Établir les objectifs du traitement pour la vie quotidienne

L'établissement des objectifs de traitement chez les patients souffrant de dépression est compliqué en raison d’un certain nombre de facteurs. Ceux-ci incluent l'hétérogénéité clinique de la maladie ;1,2 la perception imparfaite de ce qu'elle englobe (favorisant l'omission de symptômes clés, soit parce que le patient n'a pas jugé utile de les mentionner soit parce que le professionnel de santé n'a pas sondé les détails de la vie quotidienne du patient) ;3 et la nature nuancée et hautement subjective des symptômes.1-3

Les lignes directrices du CANMAT (Canadian Network of Mood and Anxiety Disorders Treatments ) pour le traitement de la dépression résument les objectifs des phases de traitement d'attaque et d'entretien par deux questions cliniques : « Comment soigner les personnes souffrant de dépression ? » et « Comment maintenir leur rémission ? »3.Ces deux questions sont essentielles sur le long terme, dans la mesure où l'obtention d'une rémission de tous les symptômes individuels dans la phase aiguë est fondamentale pour permettre une récupération fonctionnelle complète et réduire le risque de rechute.3 La clé, selon le CANMAT, consiste à impliquer le patient en tant que partenaire dans le développement des objectifs thérapeutiques.3

"Les objectifs globaux du traitement du trouble dépressif majeur doivent être axés sur le soulagement des altérations fonctionnelles et l'amélioration de la qualité de vie, en complément de la résolution des symptômes et de la rémission de l'épisode dépressif "– American Psychiatric Association (APA)

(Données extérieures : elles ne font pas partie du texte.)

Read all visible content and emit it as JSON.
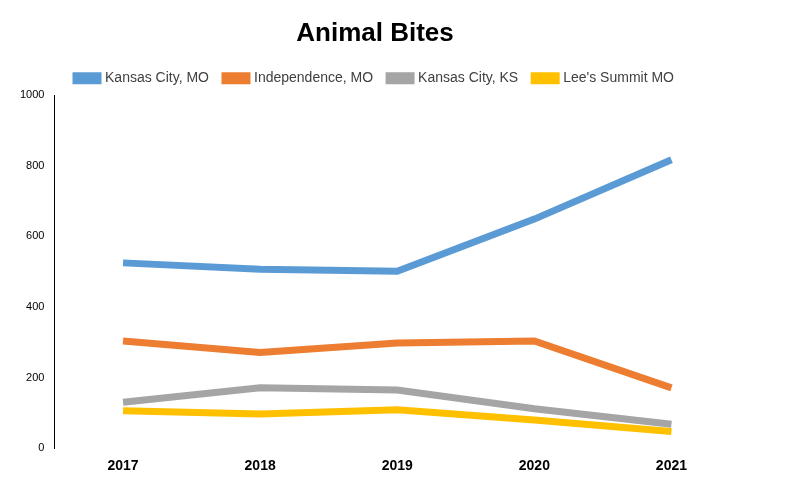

L'expérience personnelle de la dépression vécue par chaque patient définit ce qu'il perçoit comme un progrès. Les échelles cliniques peuvent constituer une mesure utile dans la phase aiguë ; cependant, il peut être plus pertinent à long terme de suivre l'évolution des patients en matière d'amélioration fonctionnelle dans leur propre vie. Dans une récente campagne sur les réseaux sociaux, ces questions ont été soumises sur ce thème à la communauté, et notamment : « Si vous pouviez souhaiter une victoire, quelle serait-elle ? » et « Si je suis dans un bon jour demain, la première chose que je ferai sera _____ ». Les réponses ont démontré des variations dans la manière dont les symptômes se manifestent dans la vie quotidienne, ainsi que dans le fonctionnement professionnel, familial et social :

  • « Me débarbouiller, me coiffer, prendre un bon petit déjeuner, et sortir faire une marche et un peu d'exercice »
  • « Aller à une séance de sport »
  • « Courir »
  • « Danser »
  • « Serrer dans mes bras une personne que j'aime »
  • « Parvenir à effectuer toutes mes tâches de la journée »
  • « M'enthousiasmer pour quelque chose »
  • « Dormir toute la nuit »
  • « Terminer mes lectures »
  • « Préparer mon repas moi-même (et le manger) »

 

Dans la mesure où les patients ne sont pas toujours susceptibles d'évoquer ces difficultés en consultation, il revient au clinicien de tenter de les découvrir.1 Les recommandations de l'APA encouragent l'interrogatoire des patients (en plus de l'observation et du relevé de l'histoire concomitante si possible) sur l'impact de leurs symptômes sur leurs activités et leur joie de vivre.1 Cela permet au clinicien d'aider le patient à traduire des objectifs imprécis (par exemple, « J'ai des difficultés à respecter mes engagements ») en objectifs spécifiques adaptés à leurs défaillances (« Que devriez-vous faire pour être apte à remplir vos obligations professionnelles et familiales ? »).4 Ces objectifs se modifient rarement sur le long terme, mais un autre objectif devenu plus pertinent peut parfois venir se substituer.4 Ainsi, le patient s'implique en tant que participant actif à son rétablissement, ce qui lui donne une motivation supplémentaire pour atteindre et maintenir les objectifs de son traitement.4

 

Références
  1. American Psychiatric Association. Practice Guideline for the Treatment of Patients with Major Depressive Disorder. Third Edition. 2010.
  2. Greer TL et al. CNS Durgs 2010; 24(4): 276–284.
  3. Lam RW et al. Can J Psychiatry 2016; 61(9): 510–523.
  4. Battle CL et al. J Psychiatr Pract. 2010; 16(6): 425–430.